Je vais vous raconter une histoire. L’histoire de Stéphanie Labeille. Stéphanie a 30 ans, elle est diplômée d’un CAP de vente, elle travaille en Seine-et-Marne. Depuis des années, elle sollicite un logement HLM. Elle ne l’a jamais obtenu. Alors, elle vit à l’année dans une caravane. Stéphanie, faute de logement social, doit dormir chaque nuit dans un camping. Quand un journaliste l’interroge, cette femme fière répond : « J’ai abandonné la recherche pour les HLM. Je ne me plains même plus. On a l’impression qu’il y en a plus pour les immigrés que pour nous. Pour les maisons, pour les appartements, ils sont toujours prioritaires. ». L’histoire de Stéphanie, c’est l’histoire de tellement de Françaises ! Pendant ce temps, 20 % d’étrangers occupent nos logements sociaux.

Nous disons « stop ». Ca suffit ! La fête est finie. Nous réserverons nos logements sociaux aux Français ! Oui, le logement est l’une des dépenses les plus lourdes et il n’y a pas de raison de toujours favoriser les autres ! Nous n’acceptons plus qu’on nous fasse les poches pour nourrir ceux qui ne font pas d’effort, ceux qui souvent nous haïssent et ceux qui nous méprisent.

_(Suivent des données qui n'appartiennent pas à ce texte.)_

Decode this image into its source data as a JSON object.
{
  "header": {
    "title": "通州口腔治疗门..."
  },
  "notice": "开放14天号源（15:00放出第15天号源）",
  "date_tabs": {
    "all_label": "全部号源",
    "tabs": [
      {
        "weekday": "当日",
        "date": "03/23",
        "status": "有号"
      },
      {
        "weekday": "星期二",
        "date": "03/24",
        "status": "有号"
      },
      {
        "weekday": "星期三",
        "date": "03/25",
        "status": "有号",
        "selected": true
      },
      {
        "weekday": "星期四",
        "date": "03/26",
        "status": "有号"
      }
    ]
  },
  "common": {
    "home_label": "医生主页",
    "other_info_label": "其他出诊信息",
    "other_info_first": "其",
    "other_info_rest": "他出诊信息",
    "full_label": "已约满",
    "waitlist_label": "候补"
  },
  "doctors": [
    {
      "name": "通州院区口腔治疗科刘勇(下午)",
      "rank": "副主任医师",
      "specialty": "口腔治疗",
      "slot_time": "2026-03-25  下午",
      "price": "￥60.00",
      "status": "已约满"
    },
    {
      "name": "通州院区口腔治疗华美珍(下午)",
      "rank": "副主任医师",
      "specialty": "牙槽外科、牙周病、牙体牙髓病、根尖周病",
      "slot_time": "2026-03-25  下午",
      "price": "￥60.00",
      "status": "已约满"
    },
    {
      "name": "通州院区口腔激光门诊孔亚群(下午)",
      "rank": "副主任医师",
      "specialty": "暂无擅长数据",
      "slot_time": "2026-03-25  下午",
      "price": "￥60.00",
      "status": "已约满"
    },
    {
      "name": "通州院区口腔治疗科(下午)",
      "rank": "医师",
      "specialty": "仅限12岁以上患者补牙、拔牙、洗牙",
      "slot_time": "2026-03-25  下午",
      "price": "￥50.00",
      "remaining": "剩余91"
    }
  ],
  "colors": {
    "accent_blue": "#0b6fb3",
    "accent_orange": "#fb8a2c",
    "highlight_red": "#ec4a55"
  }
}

Nous couperons les aides sociales aux étrangers extra-européens : RSA, allocations familiales, aides au logement. En tout, ce sont plus de vingt milliards d’euros par an qu’on arrêtera de vous prendre ! Car avec ces recettes nous allégerons les charges qui pèsent sur les salaires des Français les plus modestes. Il n’est plus admissible que votre fiche de paye vienne financer l’assistanat des étrangers.

Nous allons donc augmenter votre salaire, sans desservir vos entreprises. Nous allons augmenter votre salaire net, en préservant le salaire brut !

Pour ceux qui touchent un SMIC, cette somme représentera jusqu’à 105 euros par mois. C’est un véritable treizième mois qui doit permettre à des millions de Français d’éclaircir l’horizon de leur famille !

Oui, je pense aux familles, car le pouvoir d’achat est souvent une préoccupation collective. C’est l’angoisse des parents pour leurs enfants, c’est la difficulté à fonder un foyer, et c’est même parfois des tensions dans un couple.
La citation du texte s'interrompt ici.